MPP boosted Mike Huckabee’s grade from a “D” to a “B-” this month after he said that, as president, he would not attempt to interfere in states such as Colorado that have adopted laws regulating marijuana for adult use.
“[L]et’s let Colorado have at it for a few years and let’s see how that works out for them,” Huckabee said during a televised interview on KCCI in Iowa. “I’m willing to let states operate under the 10th Amendment, and I’m willing for the states, if they think that marijuana and the legalization of it is a great thing, you know, I’m willing for them to experiment and find out. And it if it works and it turns out that the presence of recreational marijuana makes them a more prosperous state…well heck, we may just all want to reach out there and grab that.”

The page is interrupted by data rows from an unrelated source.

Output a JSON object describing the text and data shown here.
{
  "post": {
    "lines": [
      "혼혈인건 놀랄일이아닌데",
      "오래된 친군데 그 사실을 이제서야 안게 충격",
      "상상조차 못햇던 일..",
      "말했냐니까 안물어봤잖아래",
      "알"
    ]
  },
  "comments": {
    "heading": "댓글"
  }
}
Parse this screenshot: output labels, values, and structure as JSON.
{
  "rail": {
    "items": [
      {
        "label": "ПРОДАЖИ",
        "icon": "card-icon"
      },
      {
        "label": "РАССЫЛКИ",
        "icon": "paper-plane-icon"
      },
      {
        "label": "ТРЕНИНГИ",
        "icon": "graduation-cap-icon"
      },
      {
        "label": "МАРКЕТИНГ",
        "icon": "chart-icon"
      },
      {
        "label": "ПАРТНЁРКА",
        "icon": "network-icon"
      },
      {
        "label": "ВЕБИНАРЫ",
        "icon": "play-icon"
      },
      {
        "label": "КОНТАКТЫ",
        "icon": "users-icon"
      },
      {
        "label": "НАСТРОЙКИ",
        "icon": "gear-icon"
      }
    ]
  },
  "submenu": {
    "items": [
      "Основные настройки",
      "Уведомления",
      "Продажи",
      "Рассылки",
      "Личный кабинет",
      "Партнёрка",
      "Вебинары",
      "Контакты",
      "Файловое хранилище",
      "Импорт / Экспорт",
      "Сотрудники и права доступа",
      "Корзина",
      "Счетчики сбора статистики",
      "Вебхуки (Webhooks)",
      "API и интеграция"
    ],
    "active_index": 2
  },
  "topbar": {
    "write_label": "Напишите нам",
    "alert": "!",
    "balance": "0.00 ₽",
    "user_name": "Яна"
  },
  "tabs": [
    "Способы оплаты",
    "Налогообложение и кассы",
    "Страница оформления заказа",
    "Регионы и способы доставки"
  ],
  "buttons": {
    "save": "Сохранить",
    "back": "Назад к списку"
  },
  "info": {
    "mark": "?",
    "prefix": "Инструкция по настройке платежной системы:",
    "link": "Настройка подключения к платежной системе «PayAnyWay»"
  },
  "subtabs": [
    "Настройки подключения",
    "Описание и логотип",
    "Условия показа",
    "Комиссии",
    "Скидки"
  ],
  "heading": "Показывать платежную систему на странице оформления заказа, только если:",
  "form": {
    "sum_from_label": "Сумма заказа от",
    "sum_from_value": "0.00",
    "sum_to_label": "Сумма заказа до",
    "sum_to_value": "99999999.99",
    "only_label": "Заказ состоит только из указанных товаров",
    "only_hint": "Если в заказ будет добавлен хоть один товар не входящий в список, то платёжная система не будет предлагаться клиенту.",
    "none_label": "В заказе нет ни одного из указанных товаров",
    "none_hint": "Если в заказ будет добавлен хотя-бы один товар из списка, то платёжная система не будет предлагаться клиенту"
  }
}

MPP has also upgraded Bernie Sanders from a “B” to an “A” after he became the first-ever major party presidential candidate to express support for legalizing and regulating marijuana for adult use. During the Democratic candidate debate earlier this month, Sanders said he would likely vote in favor of a ballot initiative to regulate marijuana like alcohol in Nevada. MPP also upgraded Hillary Clinton from a “B-“ to a “B” after she expressed a heightened level of support for medical marijuana legislation.
“Coloradans rightfully want to know whether the candidates would attempt to roll back the progress that has been made here over the past decade,” Tvert said. “If they intend to shut down hundreds of state-legal businesses, put thousands of people out of work, deprive the state of tens of millions of dollars in tax revenue each year, and force marijuana back into the underground market, they better have a good explanation for it.”
Founded in 1995, the Marijuana Policy Project (MPP) is the nation’s leading cannabis policy reform organization. MPP has played a central role in passing dozens of cannabis policy reforms in states across the country, including 10 successful cannabis legalization campaigns, and also works to advance federal reforms.